One of the broader selections in terms of genre is fantasy. Sure, might wish to casually play some Romme (generally known as “rummy”), or other similar card or board games that can be rendered virtually, while others look for simulators or games that can represent or even mirror reality (hence the ubiquitous term of “realistic games”) but even if testing technology in order to see how close it can get to being a copycat to the real world is fun, there is no denying that another major strong point of gaming is making the impossible, the unlikely, the fantastic, into something that one can experience, be part of and enjoy.
Whether it is online or offline, examples of fantasy games are easily found. These are a valid door into the creative mind of the makers, for it is interesting to see how differently (or less so) people can work with a sum of pre-existent concepts. As said before, there is little (if anything) that has not been done yet, thus striving results from ingenuity and the novelty that one can spring from a given idea. For the purpose of giving an example, let’s take the dragons. Everybody loves dragons, don’t they? Anyway, these mythical creatures are simple as an idea, but they spread out into many different kinds (some that you may have not even heard of - wyrms, wyverns) and the way they are portrayed in games spans a multitude of ideas and combinations which result in a near-infinite palette of examples.
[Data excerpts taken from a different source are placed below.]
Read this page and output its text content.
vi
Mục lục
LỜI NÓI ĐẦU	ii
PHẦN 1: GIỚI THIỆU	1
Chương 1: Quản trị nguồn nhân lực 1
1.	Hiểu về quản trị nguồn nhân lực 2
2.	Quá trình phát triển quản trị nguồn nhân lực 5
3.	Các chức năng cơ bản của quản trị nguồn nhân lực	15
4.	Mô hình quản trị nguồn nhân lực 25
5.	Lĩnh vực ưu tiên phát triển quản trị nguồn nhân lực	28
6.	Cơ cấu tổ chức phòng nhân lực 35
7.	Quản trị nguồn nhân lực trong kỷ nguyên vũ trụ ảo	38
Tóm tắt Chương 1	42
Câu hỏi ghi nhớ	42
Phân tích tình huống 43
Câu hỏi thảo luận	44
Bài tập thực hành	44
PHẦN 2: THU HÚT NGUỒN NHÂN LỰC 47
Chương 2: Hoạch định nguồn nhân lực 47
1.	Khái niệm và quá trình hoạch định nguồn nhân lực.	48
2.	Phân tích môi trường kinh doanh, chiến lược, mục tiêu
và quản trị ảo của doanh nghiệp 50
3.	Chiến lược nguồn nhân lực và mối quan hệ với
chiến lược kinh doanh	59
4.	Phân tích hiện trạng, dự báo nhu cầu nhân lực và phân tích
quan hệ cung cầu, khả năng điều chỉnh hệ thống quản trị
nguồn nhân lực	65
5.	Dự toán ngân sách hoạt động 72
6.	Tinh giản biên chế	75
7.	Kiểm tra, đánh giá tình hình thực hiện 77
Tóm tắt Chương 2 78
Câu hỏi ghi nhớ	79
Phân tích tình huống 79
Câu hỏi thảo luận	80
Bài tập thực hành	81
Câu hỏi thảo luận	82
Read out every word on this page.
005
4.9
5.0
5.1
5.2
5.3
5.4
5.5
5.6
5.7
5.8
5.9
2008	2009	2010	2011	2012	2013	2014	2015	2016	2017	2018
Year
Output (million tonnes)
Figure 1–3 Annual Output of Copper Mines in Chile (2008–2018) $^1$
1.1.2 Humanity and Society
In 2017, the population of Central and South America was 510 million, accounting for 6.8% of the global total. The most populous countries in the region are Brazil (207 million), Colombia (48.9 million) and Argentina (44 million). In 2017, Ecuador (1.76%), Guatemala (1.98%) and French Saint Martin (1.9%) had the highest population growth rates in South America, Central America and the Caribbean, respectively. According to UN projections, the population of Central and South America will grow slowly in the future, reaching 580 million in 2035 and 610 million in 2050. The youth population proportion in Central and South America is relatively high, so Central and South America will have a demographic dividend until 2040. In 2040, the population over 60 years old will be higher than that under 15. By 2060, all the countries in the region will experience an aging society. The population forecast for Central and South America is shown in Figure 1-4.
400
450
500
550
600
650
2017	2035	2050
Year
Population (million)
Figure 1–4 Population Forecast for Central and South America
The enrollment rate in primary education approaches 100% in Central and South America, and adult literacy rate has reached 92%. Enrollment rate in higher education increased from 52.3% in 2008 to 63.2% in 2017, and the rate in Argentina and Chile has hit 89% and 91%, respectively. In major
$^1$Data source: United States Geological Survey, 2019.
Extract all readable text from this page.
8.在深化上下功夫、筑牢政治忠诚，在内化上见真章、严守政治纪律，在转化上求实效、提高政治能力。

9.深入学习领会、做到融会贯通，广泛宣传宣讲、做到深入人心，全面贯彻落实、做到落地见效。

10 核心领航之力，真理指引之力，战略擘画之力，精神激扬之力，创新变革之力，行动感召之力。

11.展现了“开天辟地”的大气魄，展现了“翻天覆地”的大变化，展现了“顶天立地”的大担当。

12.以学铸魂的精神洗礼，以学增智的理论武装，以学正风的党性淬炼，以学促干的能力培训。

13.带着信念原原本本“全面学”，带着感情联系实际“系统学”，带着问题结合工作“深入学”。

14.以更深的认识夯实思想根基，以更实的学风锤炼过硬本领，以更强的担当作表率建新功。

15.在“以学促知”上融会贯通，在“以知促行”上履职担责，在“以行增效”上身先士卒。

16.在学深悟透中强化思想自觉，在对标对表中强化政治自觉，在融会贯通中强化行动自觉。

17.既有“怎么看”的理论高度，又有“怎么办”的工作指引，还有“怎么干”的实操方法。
So, fantasy games are for those who wish to see things that cannot exist in real life. They are not looking for something realistic, but for the contrary - the mystic, the mysterious, the magical. And when this niche blends with others (such as fantasy-horror or fantasy-shooters, to name a couple), you can just imagine the whole new array of stuff that can be created - all for the joy of those who embrace gaming as their hobby.